Court of Appeal Strikes Down Arbitration Clause

Applying the California Supreme Court’s recent decision of Armendariz v. Foundation Psychcare Services, Inc., 24 Cal. 4th 83 (Cal. 2000), the California Court of Appeal found that an arbitration agreement in an employment contract is unconscionable. [Pinedo v. Premium Tobacco, Inc., 2000 Cal. App. Lexis 968 (Dec. 19, 2000).]

In Pinedo, the employee sued his employer under the Fair Employment and Housing Act (FEHA) and Title VII for harassment and discrimination based on national origin. The employer filed a petition to compel arbitration pursuant to an employment agreement. The agreement provided for arbitration in “[a]ny controversy or dispute arising out of or relating to this Agreement or relating to Employee’s employment by Employer.” The agreement further provided for waiver by the plaintiff of the right to a jury trial and “any other statutory remedy [he] might have concerning any such dispute including, but not limited to, disputes concerning claims for harassment or discrimination due to race, religion, sex or age.” The agreement also limited “any award on account of the end of employment . . . to reinstatement and/or back pay.” The agreement bound the plaintiff to initially bear all arbitration fees, and limited the prevailing party’s recovery of costs and fees to reasonable out-of-pocket costs and the costs of the arbitration, but disallowed recovery of attorney fees.

Applying Armendariz, the Court of Appeal affirmed the district court’s decision which denied arbitration. In measuring the validity of an arbitration agreement as it relates to an FEHA claim, the Armendariz court looked at four specific areas: (1) the provision limiting remedies; (2) impact on discovery rights; (3) scope of judicial review; and (4) the employee’s burden with regard to costs and fees of arbitration.

The Court of Appeal found the agreement unconscionable. The Court was particularly troubled by the limitation on the plaintiff’s potential recovery. It noted that the agreement limited the recovery to back pay less any unemployment benefits or pay from another job. Also, by precluding recovery based upon statutory claims, the agreement precluded recovery of damages, including attorney fees, contemplated within the FEHA. The Court also noted that the cost provision was potentially oppressive because it required the employee to initially bear all costs.
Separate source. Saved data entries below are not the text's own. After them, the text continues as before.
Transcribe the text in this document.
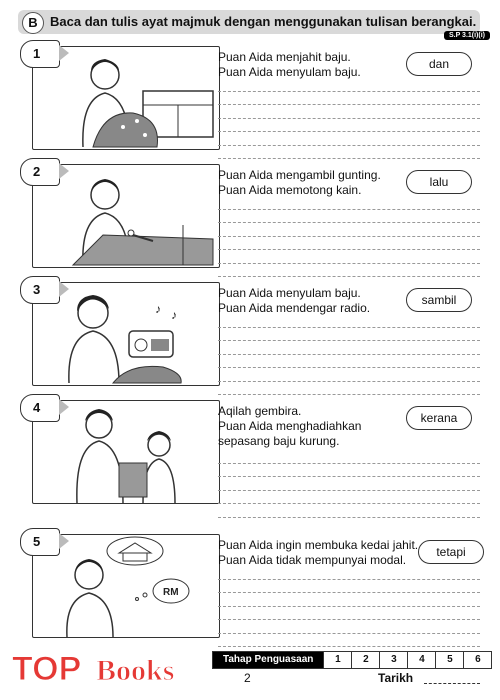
B Baca dan tulis ayat majmuk dengan menggunakan tulisan berangkai.
S.P 3.1(i)(i)
1	Puan Aida menjahit baju.
Puan Aida menyulam baju.
dan
2	Puan Aida mengambil gunting.
Puan Aida memotong kain.
lalu
♪
♪
3	Puan Aida menyulam baju.
Puan Aida mendengar radio.
sambil
4	Aqilah gembira.
Puan Aida menghadiahkan
sepasang baju kurung.
kerana
RM
5	Puan Aida ingin membuka kedai jahit.
Puan Aida tidak mempunyai modal.
tetapi
Tahap Penguasaan	1	2	3	4	5	6
2	Tarikh
TOP Books
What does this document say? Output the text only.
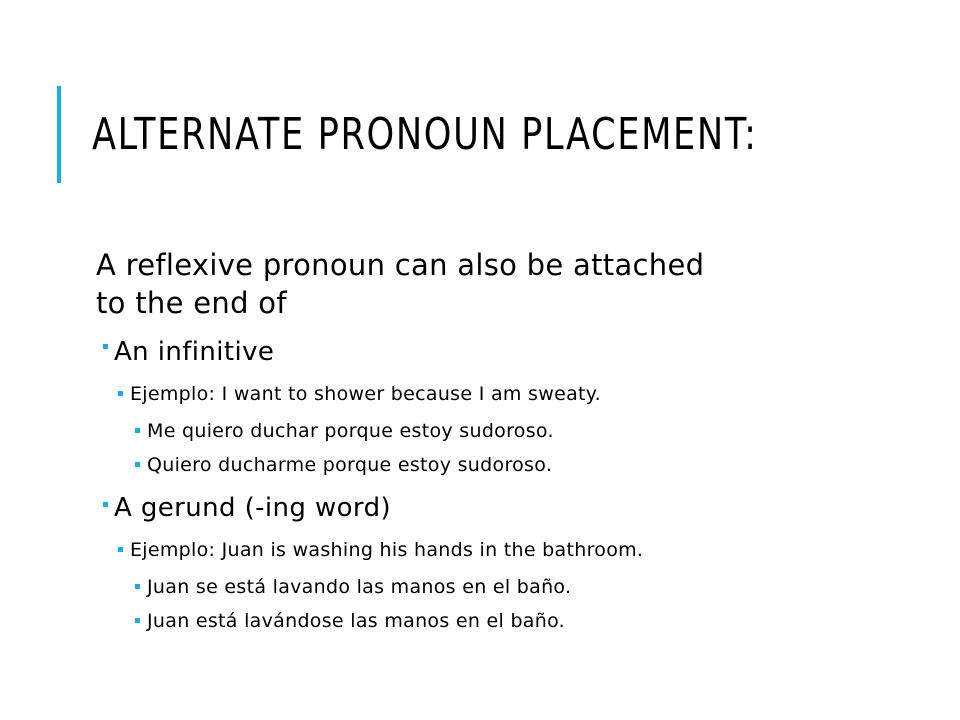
ALTERNATE PRONOUN PLACEMENT:
A reflexive pronoun can also be attached
to the end of
An infinitive
Ejemplo: I want to shower because I am sweaty.
Me quiero duchar porque estoy sudoroso.
Quiero ducharme porque estoy sudoroso.
A gerund (-ing word)
Ejemplo: Juan is washing his hands in the bathroom.
Juan se está lavando las manos en el baño.
Juan está lavándose las manos en el baño.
The requirement that arbitration occur in Oakland, California, also struck the Court as disadvantageous to the employee.

According to the Court, the agreement was also “inherently one-sided,” because it addresses only claims involving terms of employment, which would normally be brought by an employee against the employer. The agreement did not, however, apply to damages that the employer might claim against the employee.

The Court of Appeal concluded that the multiple defects in the agreement “indicate a systematic effort to impose arbitration on an employee not simply as an alternative to litigation, but as an inferior forum that works to the employer’s advantage.” Thus, the Court would not sever the offending provisions in the agreement and held that the trial court did not err in refusing to compel arbitration.

For an example of a case where the Court of Appeal upheld an arbitration agreement valid after severing one offending provision, see KMTG’s legal alert on Shubin v. William Lyon Homes, Inc., 2000 Cal. App. Lexis 871 (Nov. 14, 2000).